Ezekiel 20:42 contrasts judgment with restoration — here knowing God comes through being brought into the land, not destroyed.
Ezekiel 20:38 echoes the purging judgment and recognition formula, but specifies purging rebels from among the people.
Ezekiel 14:8 has the same 'set my face against' phrase for idolaters—identical expression of divine opposition.
Ezekiel 6:7 concludes judgment with the same recognition formula 'you shall know that I am the Lord' — linking the fire's purpose to divine self-revelation.
Ezekiel 7:4 shares the same judgment formula — no pity and 'you will know I am the LORD' — reinforcing divine recognition through punishment.
Ezekiel 11:10 continues the 'you shall know that I am the LORD' pattern, here through death by the sword at the border.
Ezekiel 22:21 says God will blow with the fire of his wrath, directly paralleling the 'another fire shall devour them' image.

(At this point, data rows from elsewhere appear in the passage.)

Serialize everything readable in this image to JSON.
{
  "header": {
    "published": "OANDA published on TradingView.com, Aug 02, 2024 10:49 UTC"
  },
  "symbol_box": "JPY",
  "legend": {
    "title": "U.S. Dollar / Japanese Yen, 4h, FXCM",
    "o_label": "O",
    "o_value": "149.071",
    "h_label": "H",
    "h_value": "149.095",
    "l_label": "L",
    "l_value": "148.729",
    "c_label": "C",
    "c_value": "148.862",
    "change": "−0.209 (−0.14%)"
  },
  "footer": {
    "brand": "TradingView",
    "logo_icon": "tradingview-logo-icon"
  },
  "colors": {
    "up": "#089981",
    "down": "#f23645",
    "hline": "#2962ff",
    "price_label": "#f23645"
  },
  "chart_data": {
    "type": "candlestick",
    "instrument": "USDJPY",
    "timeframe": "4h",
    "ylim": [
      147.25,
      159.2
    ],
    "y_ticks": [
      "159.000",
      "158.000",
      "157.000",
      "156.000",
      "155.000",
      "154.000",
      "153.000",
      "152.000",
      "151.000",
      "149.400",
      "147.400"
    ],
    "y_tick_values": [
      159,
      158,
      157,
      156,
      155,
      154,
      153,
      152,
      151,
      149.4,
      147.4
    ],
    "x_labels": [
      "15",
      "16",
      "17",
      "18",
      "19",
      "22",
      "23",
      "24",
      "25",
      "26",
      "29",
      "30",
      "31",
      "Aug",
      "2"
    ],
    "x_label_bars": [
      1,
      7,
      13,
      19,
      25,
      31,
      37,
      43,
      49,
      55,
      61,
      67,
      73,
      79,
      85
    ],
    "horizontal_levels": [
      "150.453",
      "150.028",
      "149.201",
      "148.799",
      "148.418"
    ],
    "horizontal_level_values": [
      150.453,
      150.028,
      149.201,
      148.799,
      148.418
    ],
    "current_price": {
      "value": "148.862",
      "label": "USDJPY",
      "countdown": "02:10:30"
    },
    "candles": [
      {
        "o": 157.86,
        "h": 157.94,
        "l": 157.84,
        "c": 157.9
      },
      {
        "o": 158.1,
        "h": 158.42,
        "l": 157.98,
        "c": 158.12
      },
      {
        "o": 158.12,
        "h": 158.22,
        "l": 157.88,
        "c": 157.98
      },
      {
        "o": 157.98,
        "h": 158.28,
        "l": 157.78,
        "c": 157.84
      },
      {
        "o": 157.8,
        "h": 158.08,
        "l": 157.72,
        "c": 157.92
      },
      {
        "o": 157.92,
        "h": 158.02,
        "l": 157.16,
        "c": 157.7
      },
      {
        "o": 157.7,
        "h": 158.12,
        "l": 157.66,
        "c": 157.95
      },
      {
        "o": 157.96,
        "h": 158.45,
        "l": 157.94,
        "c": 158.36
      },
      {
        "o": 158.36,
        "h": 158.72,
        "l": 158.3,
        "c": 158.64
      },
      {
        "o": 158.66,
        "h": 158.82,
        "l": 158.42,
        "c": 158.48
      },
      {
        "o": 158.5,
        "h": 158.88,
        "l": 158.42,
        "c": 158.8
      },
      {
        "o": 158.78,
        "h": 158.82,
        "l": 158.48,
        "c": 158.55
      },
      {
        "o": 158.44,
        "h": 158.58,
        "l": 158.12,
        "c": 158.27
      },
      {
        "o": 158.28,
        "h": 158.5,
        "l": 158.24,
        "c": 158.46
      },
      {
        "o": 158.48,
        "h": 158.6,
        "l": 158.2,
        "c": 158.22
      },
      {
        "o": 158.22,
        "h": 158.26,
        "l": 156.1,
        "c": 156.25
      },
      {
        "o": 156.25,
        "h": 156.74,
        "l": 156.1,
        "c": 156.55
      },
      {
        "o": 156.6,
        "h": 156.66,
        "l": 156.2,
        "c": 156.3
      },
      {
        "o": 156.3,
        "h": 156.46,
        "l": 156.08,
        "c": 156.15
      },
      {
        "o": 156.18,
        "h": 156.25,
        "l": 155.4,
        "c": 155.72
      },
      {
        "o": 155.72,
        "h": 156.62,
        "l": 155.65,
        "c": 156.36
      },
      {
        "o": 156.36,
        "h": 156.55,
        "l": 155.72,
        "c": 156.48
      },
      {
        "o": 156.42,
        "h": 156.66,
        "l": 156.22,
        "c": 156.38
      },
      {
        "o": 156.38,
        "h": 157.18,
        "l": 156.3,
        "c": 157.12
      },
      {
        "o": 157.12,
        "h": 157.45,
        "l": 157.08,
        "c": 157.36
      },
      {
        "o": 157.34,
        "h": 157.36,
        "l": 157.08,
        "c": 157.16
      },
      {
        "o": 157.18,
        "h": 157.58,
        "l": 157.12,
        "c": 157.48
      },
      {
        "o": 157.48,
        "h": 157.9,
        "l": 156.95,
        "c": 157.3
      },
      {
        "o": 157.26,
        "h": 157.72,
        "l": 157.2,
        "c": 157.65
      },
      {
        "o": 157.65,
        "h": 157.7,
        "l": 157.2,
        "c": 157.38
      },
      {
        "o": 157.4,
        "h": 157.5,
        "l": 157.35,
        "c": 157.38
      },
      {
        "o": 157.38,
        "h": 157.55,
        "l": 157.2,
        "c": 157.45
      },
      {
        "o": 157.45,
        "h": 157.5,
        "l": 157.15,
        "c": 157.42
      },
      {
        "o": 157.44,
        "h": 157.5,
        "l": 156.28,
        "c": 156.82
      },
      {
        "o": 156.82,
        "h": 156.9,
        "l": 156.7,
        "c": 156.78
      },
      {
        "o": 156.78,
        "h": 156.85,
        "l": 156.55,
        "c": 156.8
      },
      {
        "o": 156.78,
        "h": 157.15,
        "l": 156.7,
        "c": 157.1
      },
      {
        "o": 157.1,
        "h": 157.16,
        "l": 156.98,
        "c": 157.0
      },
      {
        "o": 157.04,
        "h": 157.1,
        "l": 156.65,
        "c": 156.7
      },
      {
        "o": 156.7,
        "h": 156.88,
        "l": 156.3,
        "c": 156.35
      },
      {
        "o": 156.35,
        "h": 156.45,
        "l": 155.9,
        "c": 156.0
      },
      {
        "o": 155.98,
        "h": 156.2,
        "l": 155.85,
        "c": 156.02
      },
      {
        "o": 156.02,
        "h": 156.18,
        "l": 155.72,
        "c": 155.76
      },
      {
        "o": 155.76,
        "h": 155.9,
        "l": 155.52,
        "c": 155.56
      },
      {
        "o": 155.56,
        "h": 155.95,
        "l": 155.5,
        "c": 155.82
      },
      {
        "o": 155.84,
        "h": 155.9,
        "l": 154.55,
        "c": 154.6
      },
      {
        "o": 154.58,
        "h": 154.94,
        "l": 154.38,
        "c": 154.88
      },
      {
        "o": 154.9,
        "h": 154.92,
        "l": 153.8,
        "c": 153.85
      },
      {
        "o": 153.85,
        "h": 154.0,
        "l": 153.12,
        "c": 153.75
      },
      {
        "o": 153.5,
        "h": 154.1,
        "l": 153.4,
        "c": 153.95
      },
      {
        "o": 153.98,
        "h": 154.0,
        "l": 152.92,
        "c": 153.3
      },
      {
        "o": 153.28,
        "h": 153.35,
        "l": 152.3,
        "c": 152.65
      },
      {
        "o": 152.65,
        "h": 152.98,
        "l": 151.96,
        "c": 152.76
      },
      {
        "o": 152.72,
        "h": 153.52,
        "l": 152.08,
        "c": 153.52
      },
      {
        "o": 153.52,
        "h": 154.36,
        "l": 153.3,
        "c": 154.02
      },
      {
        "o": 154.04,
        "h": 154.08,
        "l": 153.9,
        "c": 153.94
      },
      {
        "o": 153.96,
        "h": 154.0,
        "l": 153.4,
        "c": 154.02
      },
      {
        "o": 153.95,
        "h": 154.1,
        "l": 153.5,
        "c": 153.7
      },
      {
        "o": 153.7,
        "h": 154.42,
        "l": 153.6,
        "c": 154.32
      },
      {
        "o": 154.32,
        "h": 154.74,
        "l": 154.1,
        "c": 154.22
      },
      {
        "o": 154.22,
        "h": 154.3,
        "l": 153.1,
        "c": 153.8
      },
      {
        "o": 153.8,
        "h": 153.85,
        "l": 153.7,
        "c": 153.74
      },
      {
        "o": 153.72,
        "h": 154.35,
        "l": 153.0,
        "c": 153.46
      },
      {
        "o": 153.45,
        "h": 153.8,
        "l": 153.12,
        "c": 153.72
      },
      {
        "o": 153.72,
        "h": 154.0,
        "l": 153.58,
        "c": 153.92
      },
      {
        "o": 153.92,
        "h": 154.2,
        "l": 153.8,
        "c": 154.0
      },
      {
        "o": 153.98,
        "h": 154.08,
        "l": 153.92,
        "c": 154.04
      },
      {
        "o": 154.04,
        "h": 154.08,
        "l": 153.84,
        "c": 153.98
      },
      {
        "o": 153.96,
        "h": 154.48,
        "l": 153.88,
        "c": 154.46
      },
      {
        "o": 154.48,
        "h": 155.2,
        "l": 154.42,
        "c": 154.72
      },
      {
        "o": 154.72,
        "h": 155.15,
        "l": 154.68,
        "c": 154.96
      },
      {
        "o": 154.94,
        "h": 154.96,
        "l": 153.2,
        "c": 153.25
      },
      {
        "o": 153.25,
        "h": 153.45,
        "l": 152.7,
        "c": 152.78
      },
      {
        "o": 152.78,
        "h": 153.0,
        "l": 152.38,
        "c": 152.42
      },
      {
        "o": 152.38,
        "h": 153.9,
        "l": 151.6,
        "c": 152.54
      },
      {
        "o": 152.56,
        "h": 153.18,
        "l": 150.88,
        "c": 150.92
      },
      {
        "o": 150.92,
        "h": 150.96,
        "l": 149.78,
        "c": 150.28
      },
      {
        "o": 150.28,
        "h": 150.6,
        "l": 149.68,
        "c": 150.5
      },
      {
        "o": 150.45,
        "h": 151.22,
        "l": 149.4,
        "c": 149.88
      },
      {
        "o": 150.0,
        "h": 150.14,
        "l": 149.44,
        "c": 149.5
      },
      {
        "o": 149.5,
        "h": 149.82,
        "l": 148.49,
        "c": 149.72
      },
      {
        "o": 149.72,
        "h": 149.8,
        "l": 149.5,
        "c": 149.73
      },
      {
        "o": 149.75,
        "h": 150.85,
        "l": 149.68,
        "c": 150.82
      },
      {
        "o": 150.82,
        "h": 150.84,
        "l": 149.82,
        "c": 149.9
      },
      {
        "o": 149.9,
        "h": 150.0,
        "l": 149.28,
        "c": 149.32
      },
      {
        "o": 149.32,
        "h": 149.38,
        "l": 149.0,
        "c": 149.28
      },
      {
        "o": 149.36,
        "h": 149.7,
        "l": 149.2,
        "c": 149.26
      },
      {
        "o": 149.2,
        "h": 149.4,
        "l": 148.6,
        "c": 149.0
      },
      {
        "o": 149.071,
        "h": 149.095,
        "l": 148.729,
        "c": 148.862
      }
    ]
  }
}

Ezekiel 20:47 depicts God kindling a devouring fire, the same imagery of fire consuming in 'another fire shall devour them'.
Ezekiel 5:8 says 'I am against you' and executes judgments — a close parallel within the same prophetic book.
Ezekiel 17:21 repeats 'you shall know that I am the LORD' after judgment on Zedekiah, reinforcing the certainty of God's action.
Ezekiel 13:23 uses the same 'you shall know that I am the LORD' formula, linking judgment on false prophets to God's self-revelation.
Leviticus 20:3-6 repeatedly uses 'set my face against' for Molech worship—echoing the divine opposition in Ezekiel.
Amos 9:1-4 describes inescapable judgment: no hiding place from God's hand — reinforcing that those under His face cannot escape.
Amos 5:19 depicts fleeing a lion only to meet a bear, then a serpent — a vivid parallel of escaping one danger into another.
Jeremiah 21:10 parallels God setting His face against Jerusalem for harm and burning with fire — same judgment imagery.
Isaiah 24:18 describes fleeing terror into a pit and then a snare — the same inescapable sequence as escaping one fire into another.
Psalm 34:16 says the Lord's face is against evildoers to cut off their memory — reinforcing that God's opposition brings destruction.
In 1 Kings 19:17, escaping one judgment leads to another — a cascade of divine retribution mirroring the 'fire to fire' pattern.
Leviticus 26:17 uses the same phrase 'set my face against you' as a covenant curse for disobedience — the source of the judgment language here.
Leviticus 17:10 uses 'set my face against' for eating blood—the same formulaic language appears in Ezekiel 15:7.
Jeremiah 44:11 directly parallels with 'I will set my face against you for disaster' — almost identical phrasing.
1 Peter 3:12 states 'the face of the Lord is against those who do evil', a direct parallel to 'I will set my face against them'.
Isaiah 47:14 uses fire imagery similar to Ezekiel's 'another fire devours' — both depict consuming judgment.
Psalm 9:16 also declares God made known through judgment, with the wicked caught in their own schemes — a parallel theme.